Advertisement

Hotel Planners Pleased By Impact Report

Share
TIMES STAFF WRITER

A proposed luxury hotel for the site of the private Sand and Sea Club on Santa Monica beach would create air-quality problems during construction and add to traffic congestion on Pacific Coast Highway, according to a draft environmental impact report released recently for public comment.

But the developers don’t expect either problem to create a major roadblock for the 160-room hotel and community center proposed by restaurateur Michael McCarty, managing general partner of the Santa Monica Beach Development Partnership.

“I’m very happy with it,” McCarty said of the report. “This is great. You always hope you get something like this.”

Advertisement

Public comments on the two-volume, 770-page report--which is available for review at the main branch library and at City Hall and for purchase at the Santa Monica Planning Department--will be accepted by the Planning Department until Feb. 6. A final report, including responses to the public comments, is scheduled for release in late February or early March, according to Liz Casey, associate city planner.

The project is expected to go before the Planning Commission in late March and then before the City Council in April.

The project must also receive approval from the state Coastal Commission before construction can begin.

Even if the developers obtain all the approvals, however, the project could be blocked by an initiative that will go before Santa Monica voters in November. If adopted by voters, the measure, designed to restrict hotel construction near the coast, would block McCarty’s hotel unless construction is already in progress. A competing initiative that would exempt the project is also on the same city ballot.

McCarty’s proposal was selected by the city from among 11 received in 1987 in response to a call for proposals to develop the 4.9-acre parcel of beach property, which is owned by the state and managed by the city. The state and the city wanted a project that would generate at least $500,000 annually in revenues and increase public access to the site.

The Sand and Sea Club has leased the site since the early 1960s and had been paying the city about $125,000 a year until recently, when the amount was doubled.

Advertisement

McCarty’s proposal guaranteed a minimum of $1 million a year in rent to the city and as much as $1.9 million in taxes--a total of about $2.9 million per year after completion in 1993. The proposed hotel would have 160 rooms in a central building and a cluster of bungalows, each with a fireplace and private balcony or patio. There would also be two 200-seat restaurants, a 5,646-square-foot conference center with six meeting rooms, a 8,555-square-foot banquet room and a 2,151-square-foot multipurpose room, which, for example, could be used by the Westside Arts Center for musical or theatrical performances.

The project would include a community center complex, including public changing rooms and showers, a children’s park, and an arts and environmental center. The three-story community center would incorporate the two-story Marion Davies North House, which has been designated as a historical landmark.

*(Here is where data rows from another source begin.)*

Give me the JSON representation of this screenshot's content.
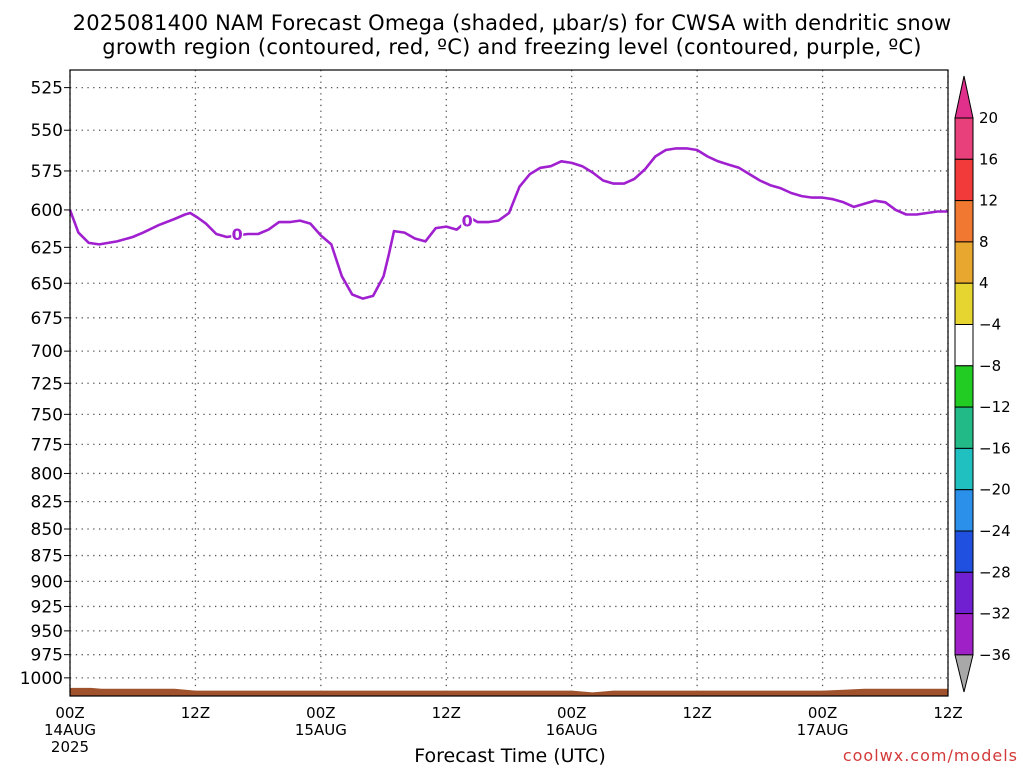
{
  "title": {
    "line1": "2025081400 NAM Forecast Omega (shaded, μbar/s) for CWSA with dendritic snow",
    "line2": "growth region (contoured, red, ºC) and freezing level (contoured, purple, ºC)"
  },
  "credit": "coolwx.com/models",
  "chart_data": {
    "type": "line",
    "title": "2025081400 NAM Forecast Omega (shaded, μbar/s) for CWSA with dendritic snow growth region (contoured, red, ºC) and freezing level (contoured, purple, ºC)",
    "xlabel": "Forecast Time (UTC)",
    "ylabel": "",
    "x_unit": "hours since 00Z 14AUG 2025",
    "xlim": [
      0,
      84
    ],
    "ylim": [
      1020,
      515
    ],
    "y_scale": "log (pressure, hPa)",
    "grid": true,
    "y_ticks": [
      525,
      550,
      575,
      600,
      625,
      650,
      675,
      700,
      725,
      750,
      775,
      800,
      825,
      850,
      875,
      900,
      925,
      950,
      975,
      1000
    ],
    "x_ticks": [
      {
        "x": 0,
        "label": "00Z",
        "sub": "14AUG",
        "sub2": "2025"
      },
      {
        "x": 12,
        "label": "12Z",
        "sub": "",
        "sub2": ""
      },
      {
        "x": 24,
        "label": "00Z",
        "sub": "15AUG",
        "sub2": ""
      },
      {
        "x": 36,
        "label": "12Z",
        "sub": "",
        "sub2": ""
      },
      {
        "x": 48,
        "label": "00Z",
        "sub": "16AUG",
        "sub2": ""
      },
      {
        "x": 60,
        "label": "12Z",
        "sub": "",
        "sub2": ""
      },
      {
        "x": 72,
        "label": "00Z",
        "sub": "17AUG",
        "sub2": ""
      },
      {
        "x": 84,
        "label": "12Z",
        "sub": "",
        "sub2": ""
      }
    ],
    "series": [
      {
        "name": "freezing level",
        "color": "#a020d0",
        "x": [
          0,
          0.8,
          1.8,
          2.8,
          4.5,
          6,
          7,
          8.5,
          10,
          11,
          11.5,
          12.2,
          13,
          14,
          15,
          16,
          17,
          18,
          19,
          20,
          21,
          22,
          23,
          24,
          25,
          26,
          27,
          28,
          29,
          30,
          30.5,
          31,
          32,
          33,
          34,
          35,
          36,
          37,
          37.5,
          38,
          38.5,
          39,
          40,
          41,
          42,
          43,
          44,
          45,
          46,
          47,
          48,
          49,
          50,
          51,
          52,
          53,
          54,
          55,
          56,
          57,
          58,
          59,
          60,
          61,
          62,
          63,
          64,
          65,
          66,
          67,
          68,
          69,
          70,
          71,
          72,
          73,
          74,
          75,
          76,
          77,
          78,
          79,
          80,
          81,
          82,
          83,
          84
        ],
        "y": [
          600,
          615,
          622,
          623,
          621,
          618,
          615,
          610,
          606,
          603,
          602,
          605,
          609,
          616,
          618,
          617,
          616,
          616,
          613,
          608,
          608,
          607,
          609,
          617,
          623,
          645,
          658,
          661,
          659,
          645,
          630,
          614,
          615,
          619,
          621,
          612,
          611,
          613,
          610,
          607,
          606,
          608,
          608,
          607,
          602,
          585,
          577,
          573,
          572,
          569,
          570,
          572,
          576,
          581,
          583,
          583,
          580,
          574,
          566,
          562,
          561,
          561,
          562,
          566,
          569,
          571,
          573,
          577,
          581,
          584,
          586,
          589,
          591,
          592,
          592,
          593,
          595,
          598,
          596,
          594,
          595,
          600,
          603,
          603,
          602,
          601,
          601
        ]
      },
      {
        "name": "surface (terrain)",
        "color": "#a0522d",
        "x": [
          0,
          2,
          3,
          10,
          12,
          24,
          36,
          48,
          50,
          52,
          60,
          72,
          74,
          76,
          84
        ],
        "y": [
          1011,
          1011,
          1012,
          1012,
          1014,
          1014,
          1014,
          1014,
          1016,
          1014,
          1014,
          1014,
          1013,
          1012,
          1012
        ]
      }
    ],
    "contour_labels": [
      {
        "text": "0",
        "x": 16,
        "y": 616
      },
      {
        "text": "0",
        "x": 38,
        "y": 607
      }
    ],
    "colorbar": {
      "unit": "μbar/s",
      "labels": [
        "20",
        "16",
        "12",
        "8",
        "4",
        "−4",
        "−8",
        "−12",
        "−16",
        "−20",
        "−24",
        "−28",
        "−32",
        "−36"
      ],
      "colors": [
        "#e8407a",
        "#f23a3a",
        "#f07830",
        "#e8a830",
        "#e6d530",
        "#ffffff",
        "#22cc22",
        "#22bb88",
        "#20c0c0",
        "#2a90ea",
        "#2050e0",
        "#7020d0",
        "#a020c8",
        "#a8a8a8",
        "#000000",
        "#e0308c"
      ]
    }
  }
}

It would be the only existing structure on the site that would be saved and would become part of the second and third floors of the community center.

Two levels of subterranean parking would provide 527 spaces for hotel and public use.

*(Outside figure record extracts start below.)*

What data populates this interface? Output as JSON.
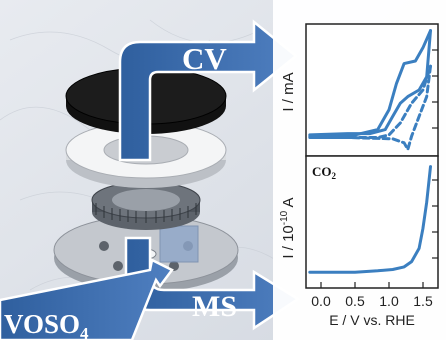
{
  "labels": {
    "cv": "CV",
    "ms": "MS",
    "voso4_main": "VOSO",
    "voso4_sub": "4",
    "co2_main": "CO",
    "co2_sub": "2"
  },
  "cv_panel": {
    "ylabel": "I / mA"
  },
  "ms_panel": {
    "ylabel_prefix": "I / 10",
    "ylabel_exp": "-10",
    "ylabel_suffix": " A"
  },
  "x_axis": {
    "label": "E / V vs. RHE",
    "ticks": [
      "0.0",
      "0.5",
      "1.0",
      "1.5"
    ]
  },
  "chart_data": [
    {
      "type": "line",
      "panel": "cv",
      "xlabel": "E / V vs. RHE",
      "ylabel": "I / mA",
      "xlim": [
        -0.05,
        1.7
      ],
      "ylim": [
        0,
        1
      ],
      "series": [
        {
          "style": "solid",
          "forward": [
            [
              0.0,
              0.15
            ],
            [
              0.3,
              0.15
            ],
            [
              0.6,
              0.16
            ],
            [
              0.9,
              0.2
            ],
            [
              1.05,
              0.35
            ],
            [
              1.15,
              0.55
            ],
            [
              1.25,
              0.7
            ],
            [
              1.4,
              0.72
            ],
            [
              1.5,
              0.82
            ],
            [
              1.6,
              0.95
            ]
          ],
          "reverse": [
            [
              1.6,
              0.95
            ],
            [
              1.55,
              0.6
            ],
            [
              1.45,
              0.5
            ],
            [
              1.3,
              0.45
            ],
            [
              1.2,
              0.4
            ],
            [
              1.1,
              0.3
            ],
            [
              1.0,
              0.2
            ],
            [
              0.8,
              0.17
            ],
            [
              0.5,
              0.17
            ],
            [
              0.0,
              0.16
            ]
          ]
        },
        {
          "style": "dashed",
          "forward": [
            [
              0.0,
              0.14
            ],
            [
              0.5,
              0.14
            ],
            [
              0.9,
              0.14
            ],
            [
              1.05,
              0.16
            ],
            [
              1.2,
              0.25
            ],
            [
              1.35,
              0.4
            ],
            [
              1.5,
              0.5
            ],
            [
              1.6,
              0.68
            ]
          ],
          "reverse": [
            [
              1.6,
              0.68
            ],
            [
              1.55,
              0.45
            ],
            [
              1.45,
              0.3
            ],
            [
              1.35,
              0.15
            ],
            [
              1.3,
              0.05
            ],
            [
              1.25,
              0.1
            ],
            [
              1.1,
              0.13
            ],
            [
              0.5,
              0.14
            ],
            [
              0.0,
              0.14
            ]
          ]
        }
      ]
    },
    {
      "type": "line",
      "panel": "ms",
      "xlabel": "E / V vs. RHE",
      "ylabel": "I / 10-10 A",
      "xlim": [
        -0.05,
        1.7
      ],
      "ylim": [
        0,
        1
      ],
      "series": [
        {
          "points": [
            [
              0.0,
              0.12
            ],
            [
              0.3,
              0.12
            ],
            [
              0.6,
              0.12
            ],
            [
              0.9,
              0.13
            ],
            [
              1.1,
              0.14
            ],
            [
              1.25,
              0.16
            ],
            [
              1.35,
              0.2
            ],
            [
              1.45,
              0.3
            ],
            [
              1.5,
              0.45
            ],
            [
              1.55,
              0.65
            ],
            [
              1.6,
              0.92
            ]
          ]
        }
      ]
    }
  ]
}
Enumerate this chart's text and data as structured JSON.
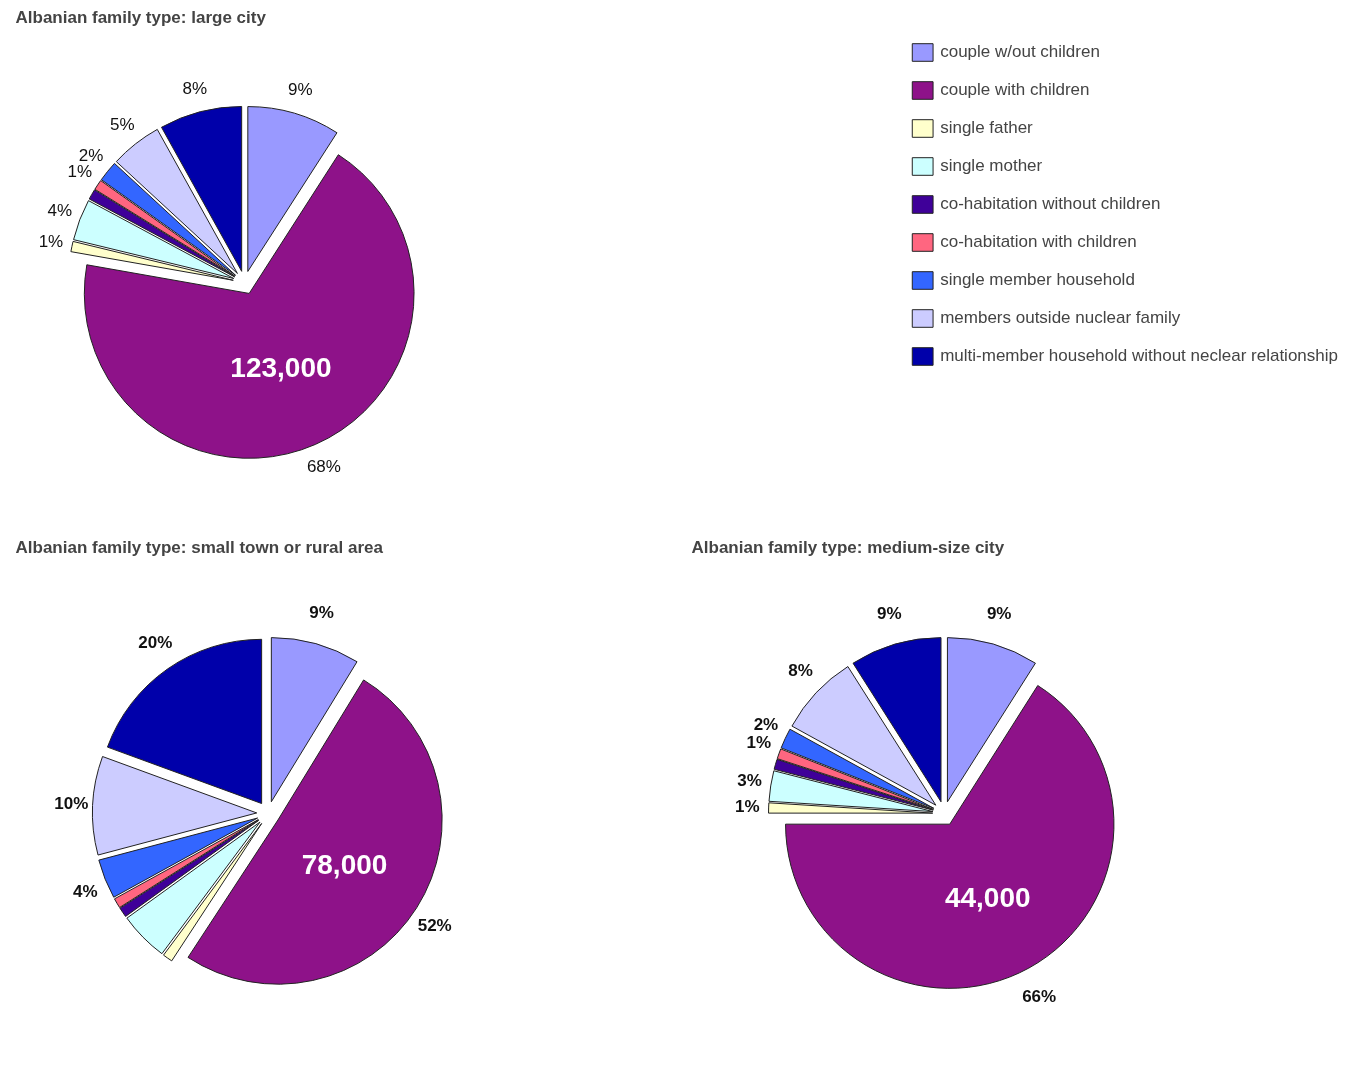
{
  "chart_data": [
    {
      "type": "pie",
      "title": "Albanian family type: large city",
      "legend": "right",
      "categories": [
        "couple w/out children",
        "couple with children",
        "single father",
        "single mother",
        "co-habitation without children",
        "co-habitation with children",
        "single member household",
        "members outside nuclear family",
        "multi-member household without neclear relationship"
      ],
      "values": [
        9,
        68,
        1,
        4,
        1,
        1,
        2,
        5,
        8
      ],
      "value_labels": [
        "9%",
        "68%",
        "1%",
        "4%",
        null,
        "1%",
        "2%",
        "5%",
        "8%"
      ],
      "colors": [
        "#9999ff",
        "#8e1289",
        "#ffffcc",
        "#ccffff",
        "#3f0099",
        "#ff6680",
        "#3366ff",
        "#ccccff",
        "#0000aa"
      ],
      "annotations": [
        "123,000"
      ]
    },
    {
      "type": "pie",
      "title": "Albanian family type: small town or rural area",
      "categories": [
        null,
        null,
        null,
        null,
        null,
        null,
        null,
        null,
        null
      ],
      "values": [
        9,
        52,
        1,
        5,
        1,
        1,
        4,
        10,
        20
      ],
      "value_labels": [
        "9%",
        "52%",
        null,
        null,
        null,
        null,
        "4%",
        "10%",
        "20%"
      ],
      "colors": [
        "#9999ff",
        "#8e1289",
        "#ffffcc",
        "#ccffff",
        "#3f0099",
        "#ff6680",
        "#3366ff",
        "#ccccff",
        "#0000aa"
      ],
      "annotations": [
        "78,000"
      ]
    },
    {
      "type": "pie",
      "title": "Albanian family type: medium-size city",
      "categories": [
        null,
        null,
        null,
        null,
        null,
        null,
        null,
        null,
        null
      ],
      "values": [
        9,
        66,
        1,
        3,
        1,
        1,
        2,
        8,
        9
      ],
      "value_labels": [
        "9%",
        "66%",
        "1%",
        "3%",
        null,
        "1%",
        "2%",
        "8%",
        "9%"
      ],
      "colors": [
        "#9999ff",
        "#8e1289",
        "#ffffcc",
        "#ccffff",
        "#3f0099",
        "#ff6680",
        "#3366ff",
        "#ccccff",
        "#0000aa"
      ],
      "annotations": [
        "44,000"
      ]
    }
  ]
}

The project would generate 2,495 total vehicle trips per day on weekdays, and 2,240 trips per day on summer weekends, numbers large enough to significantly aggravate congestion during peak hours, according to the report. The worst traffic effects would occur on the coast highway and on the California Incline leading up the Palisades Park bluffs, the report states.

The report recommends installing a traffic signal on PCH at the entrance to the project as a way to lessen the impact.

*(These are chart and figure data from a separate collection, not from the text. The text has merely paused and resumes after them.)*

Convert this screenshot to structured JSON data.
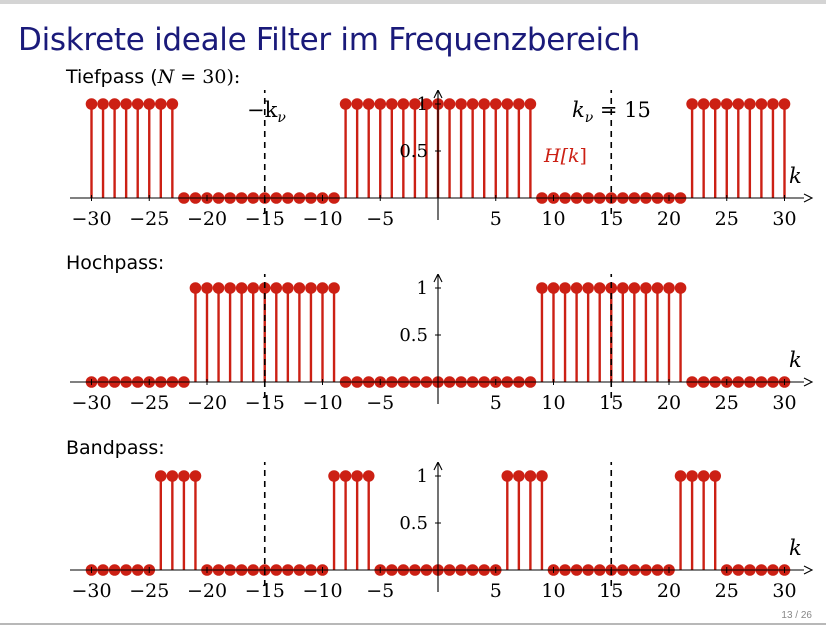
{
  "slide": {
    "title": "Diskrete ideale Filter im Frequenzbereich",
    "page": "13 / 26"
  },
  "annotations": {
    "minus_knu": "−k",
    "minus_knu_sub": "ν",
    "knu": "k",
    "knu_sub": "ν",
    "knu_eq": " = 15",
    "hk_h": "H[",
    "hk_k": "k",
    "hk_close": "]"
  },
  "colors": {
    "stem": "#cc2014",
    "title": "#1a1a7a"
  },
  "chart_data": [
    {
      "type": "stem",
      "label_prefix": "Tiefpass (",
      "label_var": "N",
      "label_suffix": " = 30):",
      "xlabel": "k",
      "ylabel": "",
      "series_label": "H[k]",
      "xlim": [
        -31,
        31
      ],
      "ylim": [
        0,
        1
      ],
      "xticks": [
        -30,
        -25,
        -20,
        -15,
        -10,
        -5,
        5,
        10,
        15,
        20,
        25,
        30
      ],
      "xtick_labels": [
        "−30",
        "−25",
        "−20",
        "−15",
        "−10",
        "−5",
        "5",
        "10",
        "15",
        "20",
        "25",
        "30"
      ],
      "yticks": [
        0.5,
        1
      ],
      "ytick_labels": [
        "0.5",
        "1"
      ],
      "dashed_x": [
        -15,
        15
      ],
      "x": [
        -30,
        -29,
        -28,
        -27,
        -26,
        -25,
        -24,
        -23,
        -22,
        -21,
        -20,
        -19,
        -18,
        -17,
        -16,
        -15,
        -14,
        -13,
        -12,
        -11,
        -10,
        -9,
        -8,
        -7,
        -6,
        -5,
        -4,
        -3,
        -2,
        -1,
        0,
        1,
        2,
        3,
        4,
        5,
        6,
        7,
        8,
        9,
        10,
        11,
        12,
        13,
        14,
        15,
        16,
        17,
        18,
        19,
        20,
        21,
        22,
        23,
        24,
        25,
        26,
        27,
        28,
        29,
        30
      ],
      "values": [
        1,
        1,
        1,
        1,
        1,
        1,
        1,
        1,
        0,
        0,
        0,
        0,
        0,
        0,
        0,
        0,
        0,
        0,
        0,
        0,
        0,
        0,
        1,
        1,
        1,
        1,
        1,
        1,
        1,
        1,
        1,
        1,
        1,
        1,
        1,
        1,
        1,
        1,
        1,
        0,
        0,
        0,
        0,
        0,
        0,
        0,
        0,
        0,
        0,
        0,
        0,
        0,
        1,
        1,
        1,
        1,
        1,
        1,
        1,
        1,
        1
      ]
    },
    {
      "type": "stem",
      "label": "Hochpass:",
      "xlabel": "k",
      "ylabel": "",
      "xlim": [
        -31,
        31
      ],
      "ylim": [
        0,
        1
      ],
      "xticks": [
        -30,
        -25,
        -20,
        -15,
        -10,
        -5,
        5,
        10,
        15,
        20,
        25,
        30
      ],
      "xtick_labels": [
        "−30",
        "−25",
        "−20",
        "−15",
        "−10",
        "−5",
        "5",
        "10",
        "15",
        "20",
        "25",
        "30"
      ],
      "yticks": [
        0.5,
        1
      ],
      "ytick_labels": [
        "0.5",
        "1"
      ],
      "dashed_x": [
        -15,
        15
      ],
      "x": [
        -30,
        -29,
        -28,
        -27,
        -26,
        -25,
        -24,
        -23,
        -22,
        -21,
        -20,
        -19,
        -18,
        -17,
        -16,
        -15,
        -14,
        -13,
        -12,
        -11,
        -10,
        -9,
        -8,
        -7,
        -6,
        -5,
        -4,
        -3,
        -2,
        -1,
        0,
        1,
        2,
        3,
        4,
        5,
        6,
        7,
        8,
        9,
        10,
        11,
        12,
        13,
        14,
        15,
        16,
        17,
        18,
        19,
        20,
        21,
        22,
        23,
        24,
        25,
        26,
        27,
        28,
        29,
        30
      ],
      "values": [
        0,
        0,
        0,
        0,
        0,
        0,
        0,
        0,
        0,
        1,
        1,
        1,
        1,
        1,
        1,
        1,
        1,
        1,
        1,
        1,
        1,
        1,
        0,
        0,
        0,
        0,
        0,
        0,
        0,
        0,
        0,
        0,
        0,
        0,
        0,
        0,
        0,
        0,
        0,
        1,
        1,
        1,
        1,
        1,
        1,
        1,
        1,
        1,
        1,
        1,
        1,
        1,
        0,
        0,
        0,
        0,
        0,
        0,
        0,
        0,
        0
      ]
    },
    {
      "type": "stem",
      "label": "Bandpass:",
      "xlabel": "k",
      "ylabel": "",
      "xlim": [
        -31,
        31
      ],
      "ylim": [
        0,
        1
      ],
      "xticks": [
        -30,
        -25,
        -20,
        -15,
        -10,
        -5,
        5,
        10,
        15,
        20,
        25,
        30
      ],
      "xtick_labels": [
        "−30",
        "−25",
        "−20",
        "−15",
        "−10",
        "−5",
        "5",
        "10",
        "15",
        "20",
        "25",
        "30"
      ],
      "yticks": [
        0.5,
        1
      ],
      "ytick_labels": [
        "0.5",
        "1"
      ],
      "dashed_x": [
        -15,
        15
      ],
      "x": [
        -30,
        -29,
        -28,
        -27,
        -26,
        -25,
        -24,
        -23,
        -22,
        -21,
        -20,
        -19,
        -18,
        -17,
        -16,
        -15,
        -14,
        -13,
        -12,
        -11,
        -10,
        -9,
        -8,
        -7,
        -6,
        -5,
        -4,
        -3,
        -2,
        -1,
        0,
        1,
        2,
        3,
        4,
        5,
        6,
        7,
        8,
        9,
        10,
        11,
        12,
        13,
        14,
        15,
        16,
        17,
        18,
        19,
        20,
        21,
        22,
        23,
        24,
        25,
        26,
        27,
        28,
        29,
        30
      ],
      "values": [
        0,
        0,
        0,
        0,
        0,
        0,
        1,
        1,
        1,
        1,
        0,
        0,
        0,
        0,
        0,
        0,
        0,
        0,
        0,
        0,
        0,
        1,
        1,
        1,
        1,
        0,
        0,
        0,
        0,
        0,
        0,
        0,
        0,
        0,
        0,
        0,
        1,
        1,
        1,
        1,
        0,
        0,
        0,
        0,
        0,
        0,
        0,
        0,
        0,
        0,
        0,
        1,
        1,
        1,
        1,
        0,
        0,
        0,
        0,
        0,
        0
      ]
    }
  ]
}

The report also recommends that the hotel building nearest to the coast highway be built so that it steps backs as the building height increases and that the main hotel building be broken up into three or four structures similar to the cluster of bungalows proposed along the beachfront of the project.

McCarty said both recommendations are acceptable.

BACKGROUND

Restaurateur Michael McCarty’s plan was selected from among 11 received in 1987 in response to a call for proposals to develop a 4.9-acre parcel of beach property that is owned by the state and managed by the city. The proposal calls for a hotel complex with 160 rooms, two 200-seat restaurants, a 5,646-square-foot conference center, a 8,555-square-foot banquet room and a 2,151-square-foot multipurpose room. The project would include a community center complex, a children’s park, and an arts and environmental center.